Foster and Boston College defensive coordinator Frank Spaziani are two of the best in the ACC, and both have had to overcome obstacles to get to Tampa. The Eagles lost starting defensive end Alex Albright and linebacker Brian Toal to season-ending injuries, and the Hokies had to replace seven starters on defense. Yet both of their units have been relied upon to win games for them this season and will be again on Saturday.
"Defensively, they haven't changed much over the years," said Boston College coach Jeff Jagodzinski. "They're very solid. I mentioned this when we played them the last time, that Bud Foster is one of the best defensive coordinators in the country. His defenses are always in the top 10, regardless of who he's got playing. He does a great job with their scheme."
This is the fourth time in two seasons these teams have met. Virginia Tech beat the Matt Ryan-led Eagles 30-16 to win the ACC title. Spaziani said it's at the point where they're too familiar with the Hokies. They've got too much game film to study.

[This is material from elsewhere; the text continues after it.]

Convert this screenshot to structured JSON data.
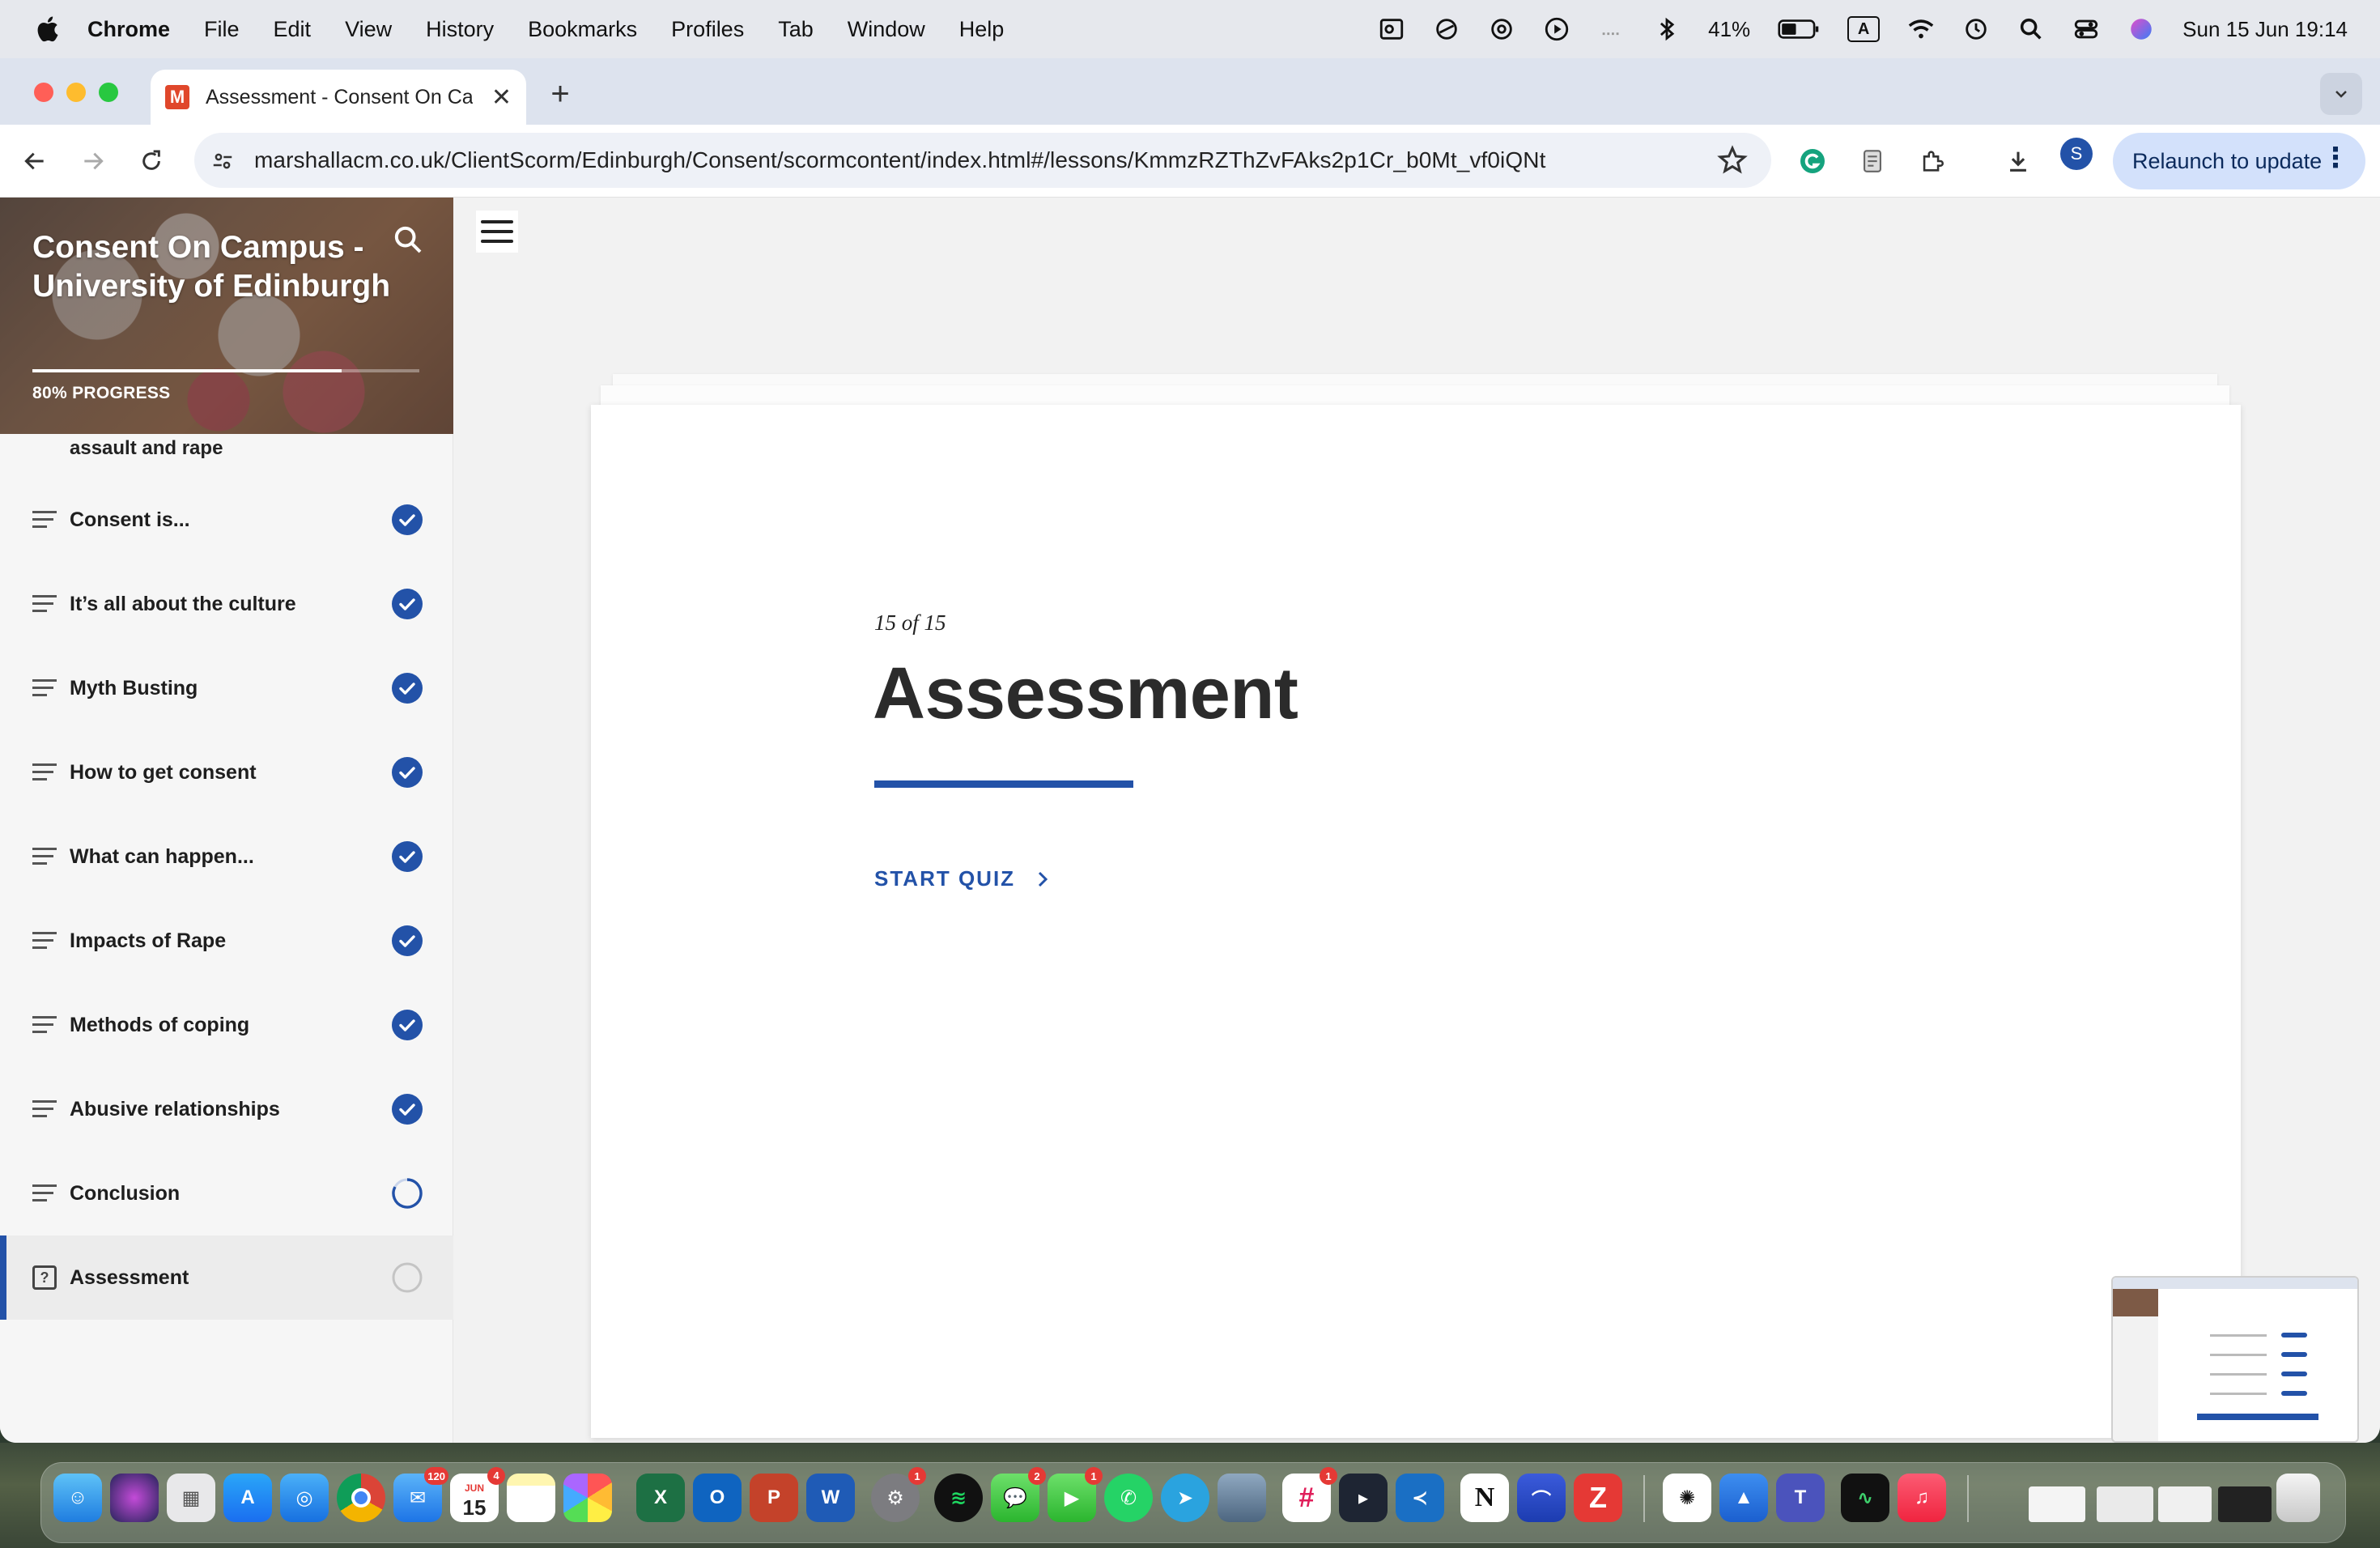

"I'd rather just play them once," Spaziani said. "When we play them once a year and we're fortunate enough to beat them, we're happy. Playing them twice is like double jeapordy."
Especially since the Eagles have already won once. Boston College won this year's regular-season game 28-23 on Oct. 18.
"We know what to expect," said Boston College receiver Brandon Robinson, who caught four passes for 97 yards in that game. "They're going to play a lot of man, a lot of switch, and their defense thrives on turnovers. That's one thing we've got to keep to a minimum."
That's one thing they didn't do in October. The Eagles were able to overcome five turnovers, four of which came from former starting quarterback Chris Crane. Backup quarterback Dominique Davis will start his second game of his career on Saturday in place of Crane, who broke his collarbone against Wake Forest.
"He's going to come to play," said Worilds. "He's a big-time athlete. For him to come in there and start after Chris Crane went down and lead his team to a W is very impressive."
Offensively, Virginia Tech has been dependent upon the running game this season because of so many inexperienced wide receivers. The Hokies are expecting a long day against a rushing defense that has held each of its past five opponents to under 100 yards rushing. That's attributed in large part -- literally -- to BC's two 300-plus pound tackles, B.J. Raji and Ron Brace.
"They are hard to move out of there," Virginia Tech coach Frank Beamer said. "You just better plan to work all day against those guys, because it's not easy."
Boston College has won both regular-season games against the Hokies, but is still searching for the program's first outright league championship.
"There's huge motivation," said safety Paul Anderson. "We definitely don't want t lose to them again, especially in a game like this. We want that ring this year."